586帰山その後話(5/5):2017/09/23(土) 21:41:50
 六太はそれでも麒麟として個人として、尚隆の傍を離れない事を誓い。
 尚隆はそれでも王として個人として、六太を終わりの時まで傍にある事を心中で望んだ。
 互いに表立った誓いはせずに胸中に強く望んだ希望は、ぼんやりでも伝わっているのだろう。
 そうでなければ五百年の治世などもつはずがない。
 言葉足らずだがそれでもと淡々と刻んだ歴史が、彼らと彼らが興した国を彩り表し続ける。
 そしてそれは紛れもなくいつか彼らの治めた延が、有史以来稀代の大国と言われる事を難なく予想させた。
 二人の破天荒な王と麒麟をのせた騎獣は、徐々に暗闇を引き連れる夕暮れの中、王宮へ帰るべくつき進んでいった。



 了

587名無しさん:2017/09/23(土) 22:20:04
シリアス尚六ご馳走様です!
口付けシーンもめっちゃ萌えたけど、仲良くじゃれてる二人も可愛くて萌え
300年目の碁石の賭けは、色々妄想ポイント多いよね

588名無しさん:2017/09/24(日) 10:04:49
帰山SS書いた者です。感想ありがとうございます!( ´ ▽ ` )
どんな怖い尚隆と利広の話なんだろうと恐る恐る読んだんですが、思った程怖くなかったのでこんなん出来ましたww

589蘭雪堂の夜(尚六)1/5:2017/09/25(月) 20:20:03
>>577です。前作萌えたと言ってもらえて嬉しいです。そしてまた尚六書いてしまいました。最近滾り過ぎてやばい。
最初はシリアス、最後はラブラブです。
泰麒捜索中、廉麟が「王のものなんだもの…」という名言を残して蓬莱へ渡った後。

ーー
廉麟は呉剛環蛇を使って蓬莱へ渡った。
蘭雪堂にひとり残った尚隆は、椅子に座り、卓上に置かれた地図を眺めていた。

地図上の塗り潰された部分は麒麟たちが捜索し、泰麒はいないと判断した場所だ。しらみ潰しに探す作戦は体力が必要だったし、傲濫の気配を捉えてからは、強大な妖魔を怖れる獣の本能に抵抗しながらの捜索となり、更なる精神的な苦痛が麒麟たちを苦しめていた。

尚隆は額を押さえて溜息をついた。
氾王に言われなくとも、麒麟たちに負担がかかっているのは重々承知している。ただ見ているだけで何も出来ないのが歯痒かった。
六太もかなり疲れているのは明らかだ。今日も夕餉の後、臥室の榻で倒れるようにして眠ってしまった。
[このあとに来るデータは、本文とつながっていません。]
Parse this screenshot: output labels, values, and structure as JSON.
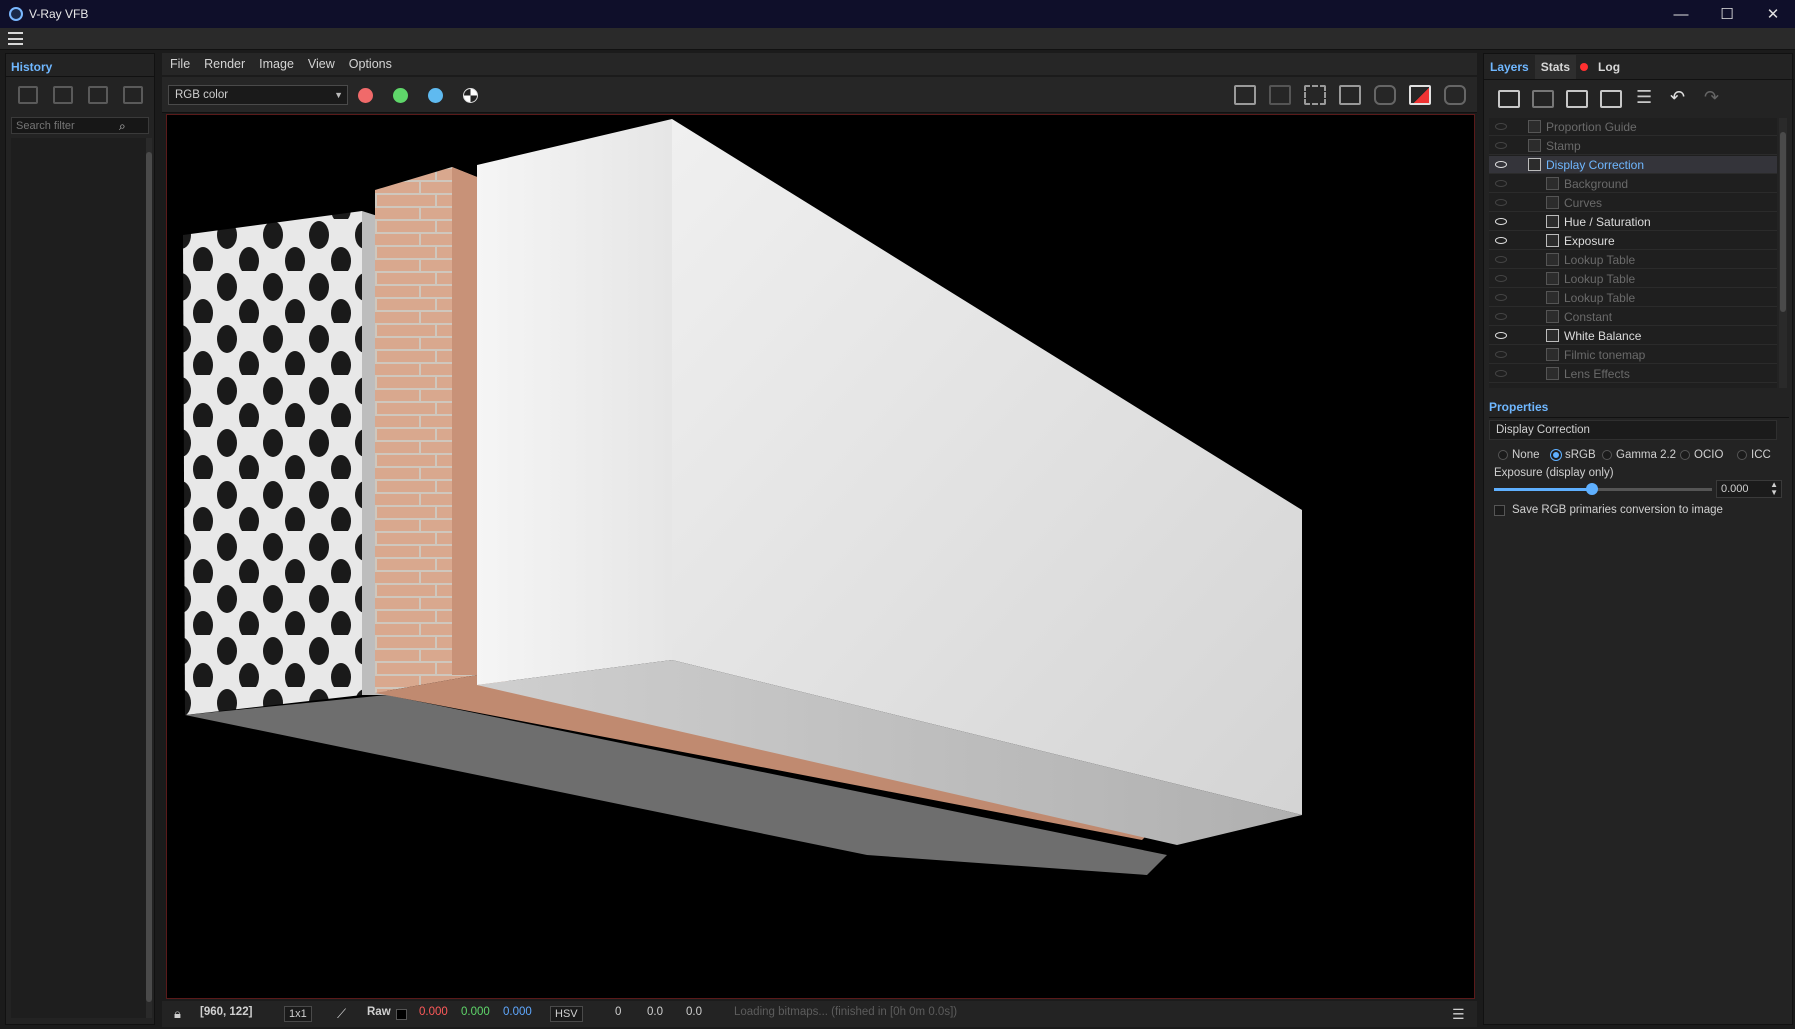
{
  "window": {
    "title": "V-Ray VFB",
    "controls": {
      "minimize": "—",
      "maximize": "☐",
      "close": "✕"
    }
  },
  "history": {
    "tab": "History",
    "search_placeholder": "Search filter"
  },
  "menu": [
    "File",
    "Render",
    "Image",
    "View",
    "Options"
  ],
  "toolbar": {
    "channel": "RGB color",
    "channel_dots": {
      "red": "#f06a6a",
      "green": "#5fd66a",
      "blue": "#5fbaf0"
    }
  },
  "status": {
    "coords": "[960, 122]",
    "zoom": "1x1",
    "mode": "Raw",
    "r": "0.000",
    "g": "0.000",
    "b": "0.000",
    "colorspace": "HSV",
    "h": "0",
    "s": "0.0",
    "v": "0.0",
    "message": "Loading bitmaps... (finished in [0h  0m  0.0s])"
  },
  "right": {
    "tabs": {
      "layers": "Layers",
      "stats": "Stats",
      "log": "Log"
    },
    "layers": [
      {
        "name": "Proportion Guide",
        "visible": false,
        "indent": 0
      },
      {
        "name": "Stamp",
        "visible": false,
        "indent": 0
      },
      {
        "name": "Display Correction",
        "visible": true,
        "indent": 0,
        "selected": true
      },
      {
        "name": "Background",
        "visible": false,
        "indent": 1
      },
      {
        "name": "Curves",
        "visible": false,
        "indent": 1
      },
      {
        "name": "Hue / Saturation",
        "visible": true,
        "indent": 1
      },
      {
        "name": "Exposure",
        "visible": true,
        "indent": 1
      },
      {
        "name": "Lookup Table",
        "visible": false,
        "indent": 1
      },
      {
        "name": "Lookup Table",
        "visible": false,
        "indent": 1
      },
      {
        "name": "Lookup Table",
        "visible": false,
        "indent": 1
      },
      {
        "name": "Constant",
        "visible": false,
        "indent": 1
      },
      {
        "name": "White Balance",
        "visible": true,
        "indent": 1
      },
      {
        "name": "Filmic tonemap",
        "visible": false,
        "indent": 1
      },
      {
        "name": "Lens Effects",
        "visible": false,
        "indent": 1
      }
    ],
    "properties": {
      "title": "Properties",
      "name": "Display Correction",
      "options": [
        "None",
        "sRGB",
        "Gamma 2.2",
        "OCIO",
        "ICC"
      ],
      "selected_option": "sRGB",
      "exposure_label": "Exposure (display only)",
      "exposure_value": "0.000",
      "exposure_slider_fraction": 0.45,
      "save_label": "Save RGB primaries conversion to image"
    }
  }
}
尚隆は六太を牀榻に運び、そのままひとりでここへ来たのだった。

扉の開く音がしてそちらを見ると、六太が入ってきた。相変わらず疲れたような表情だったが、先刻臥室で眠る前よりは、ましな顔色をしていた。
「大丈夫か、六太。疲れているんだろう、寝ていた方がいいぞ」
「うん……。なんか目が覚めて、眠れなくなった。……尚隆は戻って来ないし」
あまり力のない声で言いながら、六太は卓へ歩み寄って来る。
「なんだ、独り寝が寂しかったか?」
敢えてからかうように言ってみると、六太は微かに笑った。
「ばーか」

六太は卓上の地図を見て、首を傾げる。
「まだ誰か渡ってるのか?」
「ああ、廉麟がひとりでな」
「……ひとりで?」
六太は奥の戸口へ顔を向ける。その先にある孤琴斎という建物から、廉麟は蓬莱へと渡っていった。
「……廉麟、大丈夫かな。ひとりだけ全然休めないのに……」
そう言って戸口の方へ向いたまま、六太は卓上に座る。
「廉麟は、泰麒のことを考えると眠ることが出来ないそうだ。だから休む前にもう一度だけ、と言って渡った」
「そうか……」
六太は表情を曇らせて、戸口の先を見やる。その横顔を尚隆は見つめた。

六太もあまり眠ることが出来ていないのを、尚隆は知っている。疲労で毎晩気を失うように寝入るのに、必ず夜中に目を覚ますのだ。そしてそっと牀榻から抜け出して、窓から外を眺めていたりする。
最初は「どうした」と声をかけていたが、「別になんでもないから、お前は寝てろよ」と返されるだけなので、今は気付かぬふりをしている。

「廉麟は、泰麒のことを心底案じてる。……それに、あいつは臥室に戻ってもひとりだしな」
呟くように、六太が言った。
「廉麟も独り寝は寂しいだろう、ということか」
軽く言ってみたものの、六太は笑わなかった。ごく小さな溜息をこぼす。
「独り寝っていうか……。廉麟だって、廉王のそばにいたいだろ。でもここではひとりだ。心身ともに疲れて辛い時なのに、王がいないんだ。……でも、泰麒のそばには、六年も泰王がいない。……それを考えたら––––」
六太はそこで言葉を途切らせ、少し俯いた。これは廉麟のことを言いながら、六太自身のことを言っているのだろう。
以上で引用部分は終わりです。